Our research team presents to school cluster

Recently, the Developing in Digital Worlds research team presented at the annual hui of the project’s digitally experienced school cluster. Having collected data from students, teachers and parents in the profiling phase via questionnaires, observations, and discussion board activities, it was our chance to give back by sharing and discussing the findings.

The presentation began with a simple question. Looking seven years forward, the presenters asked, what would it take for 21st century skills to underpin innovation across the curriculum? They offered specifics: what would it take for three sets of 21st century skills to underpin learning improvement and innovation: intrapersonal skills (self-control), interpersonal skills (empathy, perspective-taking, collaboration), and cognitive skills (critical thinking, critical literacy, and argumentation)? As the presenters explained, the Developing in Digital Worlds project is exploring links between these three sets of skills and student outcomes. Moreover, since digital environments provide further opportunities for students to develop these sets of 21st century skills, the link between the skills, digital environments, and student achievement is of even more importance. But consistent effects will depend on teacher augmentation.

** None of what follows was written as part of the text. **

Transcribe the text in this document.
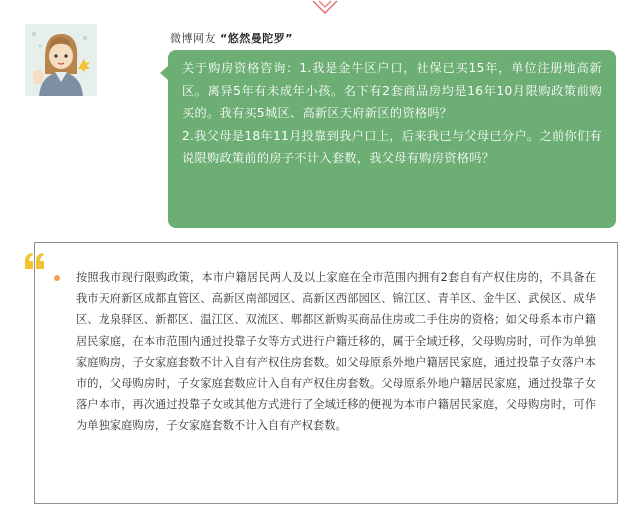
微博网友 “悠然曼陀罗”

关于购房资格咨询：1.我是金牛区户口，社保已买15年，单位注册地高新区。离异5年有未成年小孩。名下有2套商品房均是16年10月限购政策前购买的。我有买5城区、高新区天府新区的资格吗？

2.我父母是18年11月投靠到我户口上，后来我已与父母已分户。之前你们有说限购政策前的房子不计入套数，我父母有购房资格吗？

按照我市现行限购政策，本市户籍居民两人及以上家庭在全市范围内拥有2套自有产权住房的，不具备在我市天府新区成都直管区、高新区南部园区、高新区西部园区、锦江区、青羊区、金牛区、武侯区、成华区、龙泉驿区、新都区、温江区、双流区、郫都区新购买商品住房或二手住房的资格；如父母系本市户籍居民家庭，在本市范围内通过投靠子女等方式进行户籍迁移的，属于全域迁移，父母购房时，可作为单独家庭购房，子女家庭套数不计入自有产权住房套数。如父母原系外地户籍居民家庭，通过投靠子女落户本市的，父母购房时，子女家庭套数应计入自有产权住房套数。父母原系外地户籍居民家庭，通过投靠子女落户本市，再次通过投靠子女或其他方式进行了全域迁移的便视为本市户籍居民家庭，父母购房时，可作为单独家庭购房，子女家庭套数不计入自有产权套数。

The Developing in Digital Worlds team then presented a series of findings:

  • Using well known measures of personality and of more specific behaviours, the research team looked into whether innovating with digital environments and pedagogy over a long period does impact on children’s development of cognitive and social skills. Initial findings are that four out of five personality dimensions (openness, conscientiousness, agreeableness, extraversion) had stronger ratings by students in the digitally experienced cluster, suggesting that curriculum innovation with digital tools can impact on some aspects of children’s social skills. Other analyses are looking more closely at possible effects on the range of social skills, and the picture that is emerging is that impact is particularly noticeable with areas of self-control (or agency).
  • According to teacher questionnaires collected by the research team, new digital tools do provide more opportunities to promote the three sets of 21st century skills. The classroom observations confirmed that teachers in digitally experienced schools are already building instruction around these skills, but that there is more emphasis on the development of social skills than cognitive skills.
  • Argumentation findings suggest that students face difficulty integrating others’ perspectives to inform their reasoning and decision making. The research team showed how teachers in the school clusters have been creating new ways of supporting dialogic argumentation in response to these findings.
  • In response to limited classroom opportunities for critical literacy practice, the Developing in Digital Worlds team designed the game Astria: Countdown to Impact to provide students with a collaborative game experience. The most recent version of the game gives greater opportunities for teachers to consult analytics and augment their guidance.
  • Updates were given on the design of a Connecting Home & The Schools (CHATS) intervention programme, and the associated Learning@Home website resource. The intervention is being piloted in three classrooms in response to findings from whānau questionnaire responses requesting a) more regular reminders to have learning conversations with students about school learning and cybersmart issues; b) connection with teachers and the school to align digital learning practices at home with the classroom. Future analyses of these data will assist whānau to support their children’s learning in digital worlds and in particular, development of 21st century skills.